Key Informants must disclose any financial conflicts of interest greater than $10,000 and any other relevant business or professional conflicts of interest. Because of their role as end-users, individuals are invited to serve as Key Informants and those who present with potential conflicts may be retained. The TOO and the EPC work to balance, manage, or mitigate any potential conflicts of interest identified.

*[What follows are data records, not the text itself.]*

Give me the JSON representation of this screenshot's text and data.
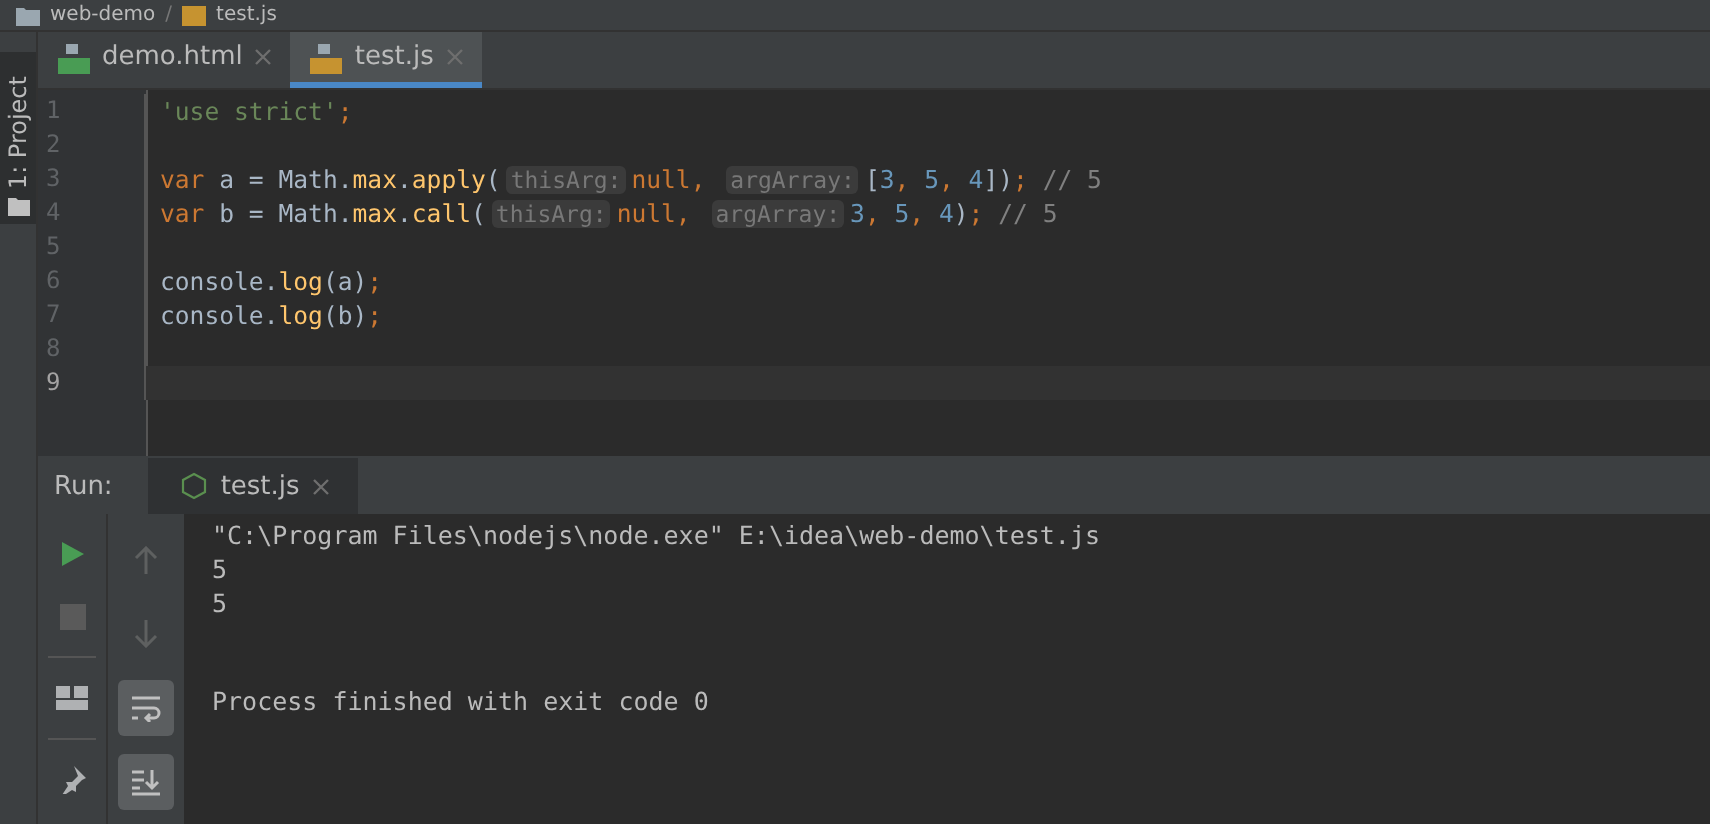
{
  "breadcrumb_separator": "/",
  "breadcrumb": [
    {
      "label": "web-demo",
      "kind": "folder"
    },
    {
      "label": "test.js",
      "kind": "js"
    }
  ],
  "side_tool": {
    "label": "1: Project"
  },
  "tabs": [
    {
      "label": "demo.html",
      "kind": "html",
      "selected": false
    },
    {
      "label": "test.js",
      "kind": "js",
      "selected": true
    }
  ],
  "editor": {
    "lines": [
      {
        "number": "1",
        "current": false,
        "tokens": [
          {
            "kind": "string",
            "text": "'use strict'"
          },
          {
            "kind": "keyword",
            "text": ";"
          }
        ]
      },
      {
        "number": "2",
        "current": false
      },
      {
        "number": "3",
        "current": false,
        "tokens": [
          {
            "kind": "keyword",
            "text": "var "
          },
          {
            "kind": "plain",
            "text": "a = Math."
          },
          {
            "kind": "func",
            "text": "max"
          },
          {
            "kind": "plain",
            "text": "."
          },
          {
            "kind": "func",
            "text": "apply"
          },
          {
            "kind": "plain",
            "text": "("
          },
          {
            "kind": "hint",
            "text": "thisArg:"
          },
          {
            "kind": "keyword",
            "text": "null, "
          },
          {
            "kind": "hint",
            "text": "argArray:"
          },
          {
            "kind": "plain",
            "text": "["
          },
          {
            "kind": "number",
            "text": "3"
          },
          {
            "kind": "keyword",
            "text": ", "
          },
          {
            "kind": "number",
            "text": "5"
          },
          {
            "kind": "keyword",
            "text": ", "
          },
          {
            "kind": "number",
            "text": "4"
          },
          {
            "kind": "plain",
            "text": "])"
          },
          {
            "kind": "keyword",
            "text": "; "
          },
          {
            "kind": "comment",
            "text": "// 5"
          }
        ]
      },
      {
        "number": "4",
        "current": false,
        "tokens": [
          {
            "kind": "keyword",
            "text": "var "
          },
          {
            "kind": "plain",
            "text": "b = Math."
          },
          {
            "kind": "func",
            "text": "max"
          },
          {
            "kind": "plain",
            "text": "."
          },
          {
            "kind": "func",
            "text": "call"
          },
          {
            "kind": "plain",
            "text": "("
          },
          {
            "kind": "hint",
            "text": "thisArg:"
          },
          {
            "kind": "keyword",
            "text": "null, "
          },
          {
            "kind": "hint",
            "text": "argArray:"
          },
          {
            "kind": "number",
            "text": "3"
          },
          {
            "kind": "keyword",
            "text": ", "
          },
          {
            "kind": "number",
            "text": "5"
          },
          {
            "kind": "keyword",
            "text": ", "
          },
          {
            "kind": "number",
            "text": "4"
          },
          {
            "kind": "plain",
            "text": ")"
          },
          {
            "kind": "keyword",
            "text": "; "
          },
          {
            "kind": "comment",
            "text": "// 5"
          }
        ]
      },
      {
        "number": "5",
        "current": false
      },
      {
        "number": "6",
        "current": false,
        "tokens": [
          {
            "kind": "plain",
            "text": "console."
          },
          {
            "kind": "func",
            "text": "log"
          },
          {
            "kind": "plain",
            "text": "(a)"
          },
          {
            "kind": "keyword",
            "text": ";"
          }
        ]
      },
      {
        "number": "7",
        "current": false,
        "tokens": [
          {
            "kind": "plain",
            "text": "console."
          },
          {
            "kind": "func",
            "text": "log"
          },
          {
            "kind": "plain",
            "text": "(b)"
          },
          {
            "kind": "keyword",
            "text": ";"
          }
        ]
      },
      {
        "number": "8",
        "current": false
      },
      {
        "number": "9",
        "current": true
      }
    ]
  },
  "run_panel": {
    "label": "Run:",
    "tabs": [
      {
        "label": "test.js",
        "selected": true
      }
    ],
    "toolbar": [
      {
        "kind": "run",
        "disabled": false
      },
      {
        "kind": "stop",
        "disabled": true
      },
      {
        "kind": "layout",
        "disabled": false
      },
      {
        "kind": "pin",
        "disabled": false
      }
    ],
    "toolbar_2": [
      {
        "kind": "up",
        "on": false
      },
      {
        "kind": "down",
        "on": false
      },
      {
        "kind": "wrap",
        "on": true
      },
      {
        "kind": "scroll-end",
        "on": true
      }
    ],
    "output": [
      "\"C:\\Program Files\\nodejs\\node.exe\" E:\\idea\\web-demo\\test.js",
      "5",
      "5"
    ],
    "status": "Process finished with exit code 0"
  }
}
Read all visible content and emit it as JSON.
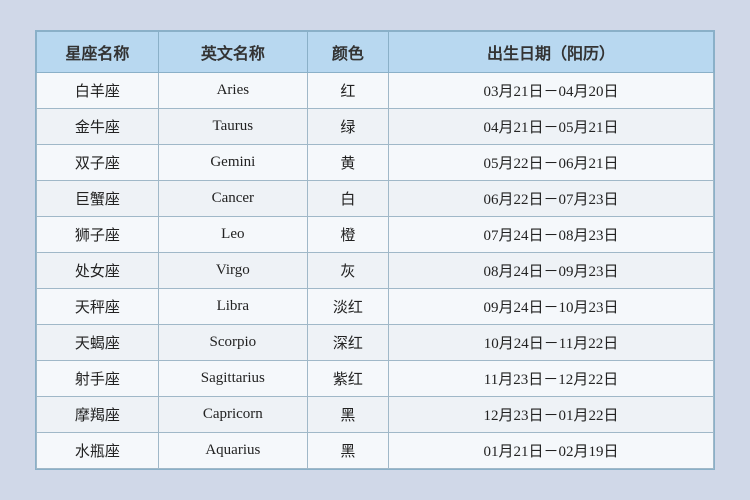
{
  "table": {
    "headers": [
      "星座名称",
      "英文名称",
      "颜色",
      "出生日期（阳历）"
    ],
    "rows": [
      {
        "chinese": "白羊座",
        "english": "Aries",
        "color": "红",
        "date": "03月21日－04月20日"
      },
      {
        "chinese": "金牛座",
        "english": "Taurus",
        "color": "绿",
        "date": "04月21日－05月21日"
      },
      {
        "chinese": "双子座",
        "english": "Gemini",
        "color": "黄",
        "date": "05月22日－06月21日"
      },
      {
        "chinese": "巨蟹座",
        "english": "Cancer",
        "color": "白",
        "date": "06月22日－07月23日"
      },
      {
        "chinese": "狮子座",
        "english": "Leo",
        "color": "橙",
        "date": "07月24日－08月23日"
      },
      {
        "chinese": "处女座",
        "english": "Virgo",
        "color": "灰",
        "date": "08月24日－09月23日"
      },
      {
        "chinese": "天秤座",
        "english": "Libra",
        "color": "淡红",
        "date": "09月24日－10月23日"
      },
      {
        "chinese": "天蝎座",
        "english": "Scorpio",
        "color": "深红",
        "date": "10月24日－11月22日"
      },
      {
        "chinese": "射手座",
        "english": "Sagittarius",
        "color": "紫红",
        "date": "11月23日－12月22日"
      },
      {
        "chinese": "摩羯座",
        "english": "Capricorn",
        "color": "黑",
        "date": "12月23日－01月22日"
      },
      {
        "chinese": "水瓶座",
        "english": "Aquarius",
        "color": "黑",
        "date": "01月21日－02月19日"
      }
    ]
  }
}
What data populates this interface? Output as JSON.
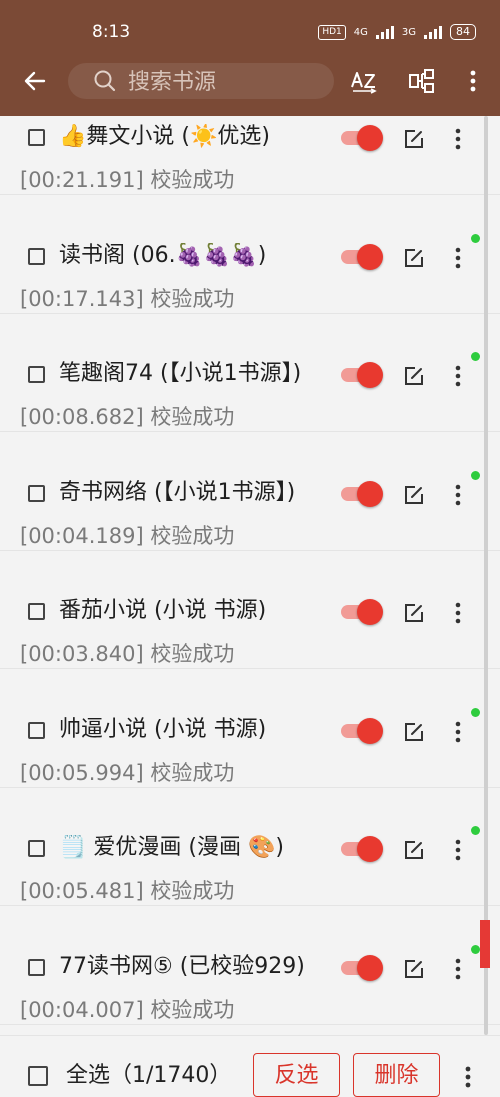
{
  "status_bar": {
    "time": "8:13",
    "hd_label": "HD1",
    "network_label": "4G",
    "network2_label": "3G",
    "battery": "84"
  },
  "header": {
    "search_placeholder": "搜索书源",
    "back_icon": "arrow-left-icon",
    "sort_icon": "sort-az-icon",
    "group_icon": "group-icon",
    "menu_icon": "more-vert-icon",
    "background_color": "#7b4a36"
  },
  "sources": [
    {
      "title": "👍舞文小说 (☀️优选)",
      "status": "[00:21.191] 校验成功",
      "enabled": true,
      "has_update": false
    },
    {
      "title": "读书阁 (06.🍇🍇🍇)",
      "status": "[00:17.143] 校验成功",
      "enabled": true,
      "has_update": true
    },
    {
      "title": "笔趣阁74 (【小说1书源】)",
      "status": "[00:08.682] 校验成功",
      "enabled": true,
      "has_update": true
    },
    {
      "title": "奇书网络 (【小说1书源】)",
      "status": "[00:04.189] 校验成功",
      "enabled": true,
      "has_update": true
    },
    {
      "title": "番茄小说 (小说 书源)",
      "status": "[00:03.840] 校验成功",
      "enabled": true,
      "has_update": false
    },
    {
      "title": "帅逼小说 (小说 书源)",
      "status": "[00:05.994] 校验成功",
      "enabled": true,
      "has_update": true
    },
    {
      "title": "🗒️ 爱优漫画 (漫画 🎨)",
      "status": "[00:05.481] 校验成功",
      "enabled": true,
      "has_update": true
    },
    {
      "title": "77读书网⑤ (已校验929)",
      "status": "[00:04.007] 校验成功",
      "enabled": true,
      "has_update": true
    }
  ],
  "footer": {
    "select_all_label": "全选（1/1740）",
    "invert_label": "反选",
    "delete_label": "删除"
  },
  "colors": {
    "accent": "#e8392f",
    "accent_light": "#f19b96",
    "update_dot": "#2ecc3e"
  }
}
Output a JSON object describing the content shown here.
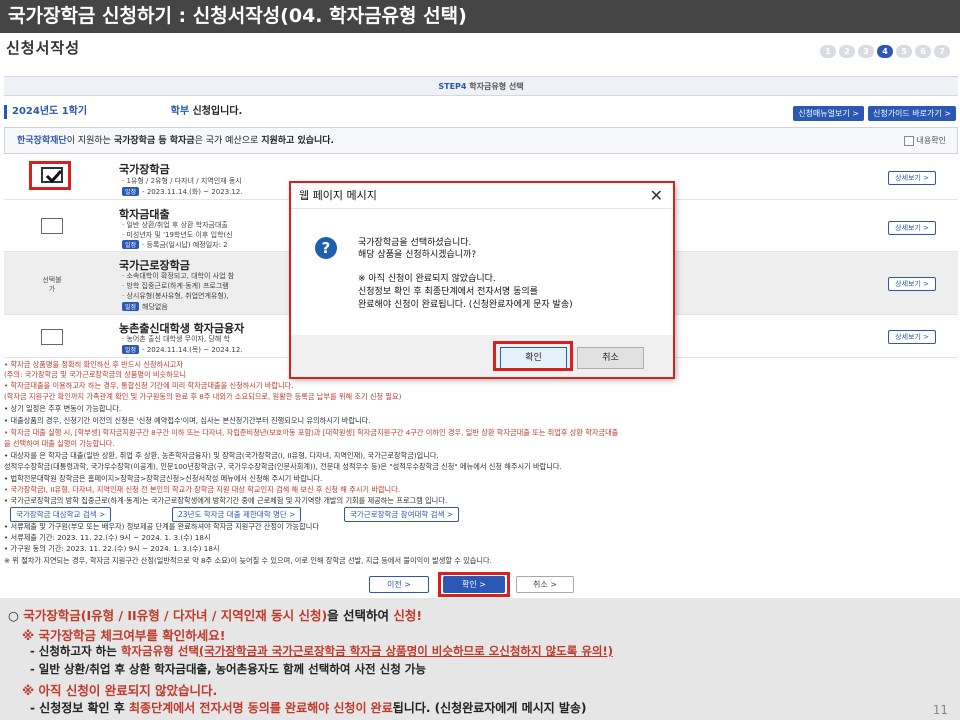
{
  "title": "국가장학금 신청하기 : 신청서작성(04. 학자금유형 선택)",
  "page_heading": "신청서작성",
  "steps": [
    "1",
    "2",
    "3",
    "4",
    "5",
    "6",
    "7"
  ],
  "active_step": "4",
  "step_bar": {
    "prefix": "STEP4",
    "label": "학자금유형 선택"
  },
  "term": {
    "year": "2024년도 1학기",
    "level": "학부",
    "suffix": "신청입니다."
  },
  "links": {
    "manual": "신청매뉴얼보기 >",
    "guide": "신청가이드 바로가기 >"
  },
  "notice": {
    "org": "한국장학재단",
    "t1": "이 지원하는",
    "bold1": "국가장학금 등 학자금",
    "t2": "은 국가 예산으로",
    "bold2": "지원하고 있습니다.",
    "agree_label": "내용확인"
  },
  "products": [
    {
      "title": "국가장학금",
      "lines": [
        "· 1유형 / 2유형 / 다자녀 / 지역인재 동시",
        "2023.11.14.(화) ~ 2023.12."
      ],
      "schedule": "일정",
      "detail": "상세보기 >"
    },
    {
      "title": "학자금대출",
      "lines": [
        "· 일반 상환/취업 후 상환 학자금대출",
        "· 미성년자 및 '19학년도 이후 입학(신",
        "· 등록금(일시납) 예정일자: 2"
      ],
      "schedule": "일정",
      "detail": "상세보기 >"
    },
    {
      "title": "국가근로장학금",
      "lines": [
        "· 소속대학이 확정되고, 대학이 사업 참",
        "· 방학 집중근로(하계·동계) 프로그램",
        "· 상시유형(봉사유형, 취업연계유형),",
        "해당없음"
      ],
      "schedule": "일정",
      "detail": "상세보기 >",
      "unavailable": "선택불가"
    },
    {
      "title": "농촌출신대학생 학자금융자",
      "lines": [
        "· 농어촌 출신 대학생 무이자, 당해 학",
        "2024.11.14.(목) ~ 2024.12."
      ],
      "schedule": "일정",
      "detail": "상세보기 >"
    }
  ],
  "notes": [
    "• 학자금 상품명을 정확히 확인하신 후 반드시 신청하시고자",
    "(주의: 국가장학금 및 국가근로장학금의 상품명이 비슷하오니",
    "• 학자금대출을 이용하고자 하는 경우, 통합신청 기간에 미리 학자금대출을 신청하시기 바랍니다.",
    "(학자금 지원구간 확인까지 가족관계 확인 및 가구원동의 완료 후 8주 내외가 소요되므로, 원활한 등록금 납부를 위해 조기 신청 필요)",
    "• 상기 일정은 추후 변동이 가능합니다.",
    "• 대출상품의 경우, 신청기간 이전의 신청은 '신청 예약접수'이며, 심사는 본신청기간부터 진행되오니 유의하시기 바랍니다.",
    "• 학자금 대출 실행 시, [학부생] 학자금지원구간 8구간 이하 또는 다자녀, 자립준비청년(보호아동 포함)과 [대학원생] 학자금지원구간 4구간 이하인 경우, 일반 상환 학자금대출 또는 취업후 상환 학자금대출",
    "을 선택하여 대출 실행이 가능합니다.",
    "• 대상자를 은 학자금 대출(일반 상환, 취업 후 상환, 농촌학자금융자) 및 장학금(국가장학금(I, II유형, 다자녀, 지역인재), 국가근로장학금)입니다.",
    "성적우수장학금(대통령과학, 국가우수장학(이공계), 인문100년장학금(구, 국가우수장학금(인문사회계)), 전문대 성적우수 등)은 \"성적우수장학금 신청\" 메뉴에서 신청 해주시기 바랍니다.",
    "• 법학전문대학원 장학금은 홈페이지>장학금>장학금신청>신청서작성 메뉴에서 신청해 주시기 바랍니다.",
    "• 국가장학금I, II유형, 다자녀, 지역인재 신청 전 본인의 학교가 장학금 지원 대상 학교인지 검색 해 보신 후 신청 해 주시기 바랍니다.",
    "• 국가근로장학금의 방학 집중근로(하계·동계)는 국가근로장학생에게 방학기간 중에 근로체험 및 자기역량 개발의 기회를 제공하는 프로그램 입니다.",
    "• 서류제출 및 가구원(부모 또는 배우자) 정보제공 단계를 완료하셔야 학자금 지원구간 산정이 가능합니다",
    "• 서류제출 기간: 2023. 11. 22.(수) 9시 ~ 2024. 1. 3.(수) 18시",
    "• 가구원 동의 기간: 2023. 11. 22.(수) 9시 ~ 2024. 1. 3.(수) 18시",
    "※ 위 절차가 지연되는 경우, 학자금 지원구간 산정(일반적으로 약 8주 소요)이 늦어질 수 있으며, 이로 인해 장학금 선발, 지급 등에서 불이익이 발생할 수 있습니다."
  ],
  "search_buttons": [
    "국가장학금 대상학교 검색 >",
    "23년도 학자금 대출 제한대학 명단 >",
    "국가근로장학금 참여대학 검색 >"
  ],
  "nav": {
    "prev": "이전 >",
    "ok": "확인 >",
    "cancel": "취소 >"
  },
  "dialog": {
    "title": "웹 페이지 메시지",
    "close": "✕",
    "icon": "?",
    "lines": [
      "국가장학금을 선택하셨습니다.",
      "해당 상품을 신청하시겠습니까?",
      "※ 아직 신청이 완료되지 않았습니다.",
      "신청정보 확인 후 최종단계에서 전자서명 동의를",
      "완료해야 신청이 완료됩니다. (신청완료자에게 문자 발송)"
    ],
    "ok": "확인",
    "cancel": "취소"
  },
  "bottom": {
    "l1_a": "○ ",
    "l1_b": "국가장학금(I유형 / II유형 / 다자녀 / 지역인재 동시 신청)",
    "l1_c": "을 선택하여 ",
    "l1_d": "신청!",
    "l2": "※ 국가장학금 체크여부를 확인하세요!",
    "l3_a": "- 신청하고자 하는 ",
    "l3_b": "학자금유형 선택",
    "l3_c": "(국가장학금과 국가근로장학금 학자금 상품명이 비슷하므로 오신청하지 않도록 유의!)",
    "l4": "- 일반 상환/취업 후 상환 학자금대출, 농어촌융자도 함께 선택하여 사전 신청 가능",
    "l5": "※ 아직 신청이 완료되지 않았습니다.",
    "l6_a": "- 신청정보 확인 후 ",
    "l6_b": "최종단계에서 전자서명 동의를 완료해야 신청이 완료",
    "l6_c": "됩니다. (신청완료자에게 메시지 발송)"
  },
  "page_number": "11",
  "colors": {
    "accent": "#2b57b5",
    "highlight": "#d8201f",
    "note_red": "#c0392b"
  }
}
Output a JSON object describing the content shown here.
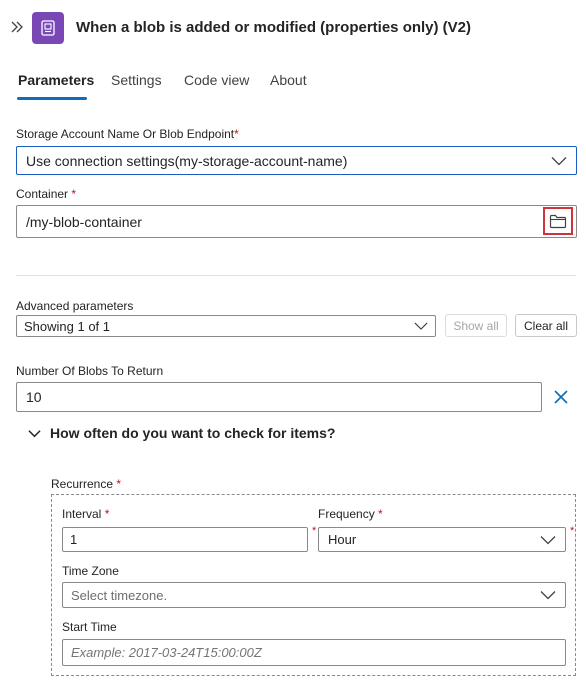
{
  "header": {
    "title": "When a blob is added or modified (properties only) (V2)"
  },
  "tabs": [
    {
      "label": "Parameters"
    },
    {
      "label": "Settings"
    },
    {
      "label": "Code view"
    },
    {
      "label": "About"
    }
  ],
  "storage": {
    "label": "Storage Account Name Or Blob Endpoint",
    "required": "*",
    "value": "Use connection settings(my-storage-account-name)"
  },
  "container": {
    "label": "Container",
    "required": "*",
    "value": "/my-blob-container"
  },
  "advanced": {
    "label": "Advanced parameters",
    "value": "Showing 1 of 1",
    "show_all": "Show all",
    "clear_all": "Clear all"
  },
  "blobs": {
    "label": "Number Of Blobs To Return",
    "value": "10"
  },
  "section": {
    "title": "How often do you want to check for items?"
  },
  "recurrence": {
    "label": "Recurrence",
    "required": "*",
    "interval_label": "Interval",
    "interval_value": "1",
    "frequency_label": "Frequency",
    "frequency_value": "Hour",
    "timezone_label": "Time Zone",
    "timezone_placeholder": "Select timezone.",
    "starttime_label": "Start Time",
    "starttime_placeholder": "Example: 2017-03-24T15:00:00Z"
  },
  "colors": {
    "accent": "#0f6cbd",
    "app_icon": "#7a48b5",
    "required": "#c50f1f",
    "highlight": "#d13438"
  },
  "icons": [
    "chevron-double-right-icon",
    "blob-trigger-icon",
    "chevron-down-icon",
    "folder-icon",
    "close-icon"
  ]
}
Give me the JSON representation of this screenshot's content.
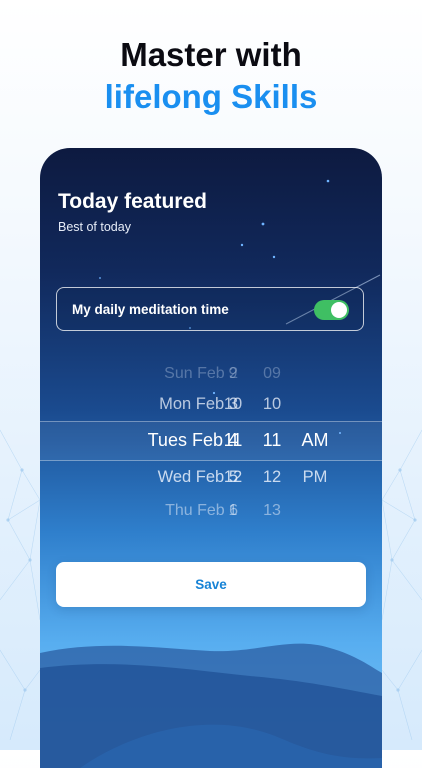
{
  "headline": {
    "line1": "Master with",
    "line2": "lifelong Skills"
  },
  "card": {
    "title": "Today featured",
    "subtitle": "Best of today"
  },
  "toggle": {
    "label": "My daily meditation time",
    "on": true
  },
  "picker": {
    "rows": [
      {
        "date": "Sun Feb 2",
        "hour": "9",
        "minute": "09",
        "ampm": ""
      },
      {
        "date": "Mon Feb 3",
        "hour": "10",
        "minute": "10",
        "ampm": ""
      },
      {
        "date": "Tues Feb 4",
        "hour": "11",
        "minute": "11",
        "ampm": "AM"
      },
      {
        "date": "Wed Feb 5",
        "hour": "12",
        "minute": "12",
        "ampm": "PM"
      },
      {
        "date": "Thu Feb 6",
        "hour": "1",
        "minute": "13",
        "ampm": ""
      }
    ],
    "selected_index": 2
  },
  "save_label": "Save",
  "colors": {
    "accent": "#1a8ff0",
    "toggle_on": "#3fbf63",
    "card_dark": "#0d1a40"
  }
}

Technical Expert Panel (TEP)

Technical Experts comprise a multi-disciplinary group of clinical, content, and methodologic experts who provide input in defining populations, interventions, comparisons, or outcomes as well as identifying particular studies or databases to search. They are selected to provide broad expertise and perspectives specific to the topic under development. Divergent and conflicted opinions are common and perceived as healthy scientific discourse that results in a thoughtful, relevant systematic review. Therefore study questions, design and/or methodological approaches do not necessarily represent the views of individual technical and content experts. Technical Experts provide information to the EPC to identify literature search strategies and recommend approaches to specific issues as requested by the EPC. Technical Experts do not do analysis of any kind nor contribute to the writing of the report and have not reviewed the report, except as given the opportunity to do so through the public review mechanism

Technical Experts must disclose any financial conflicts of interest greater than $10,000 and any other relevant business or professional conflicts of interest. Because of their unique clinical or content expertise, individuals are invited to serve as Technical Experts and those who present with potential conflicts may be retained. The TOO and the EPC work to balance, manage, or mitigate any potential conflicts of interest identified.

Peer Review

Peer reviewers are invited to provide written comments on the draft report based on their clinical, content, or methodologic expertise. Peer review comments on the preliminary draft of the report are considered by the EPC in preparation of the final draft of the report. Peer reviewers do not participate in writing or editing of the final report or other products. The synthesis of the scientific literature presented in the final report does not necessarily represent the views of individual reviewers. The dispositions of the peer review comments are documented and will, for CERs and Technical briefs, be published 3 months after the publication of the Evidence report.

Potential Reviewers must disclose any financial conflicts of interest greater than $10,000 and any other relevant business or professional conflicts of interest. Invited Peer Reviewers may not have any financial conflict of interest greater than $10,000. Peer reviewers who disclose potential business or professional conflicts of interest may submit comments on draft reports through the public comment mechanism.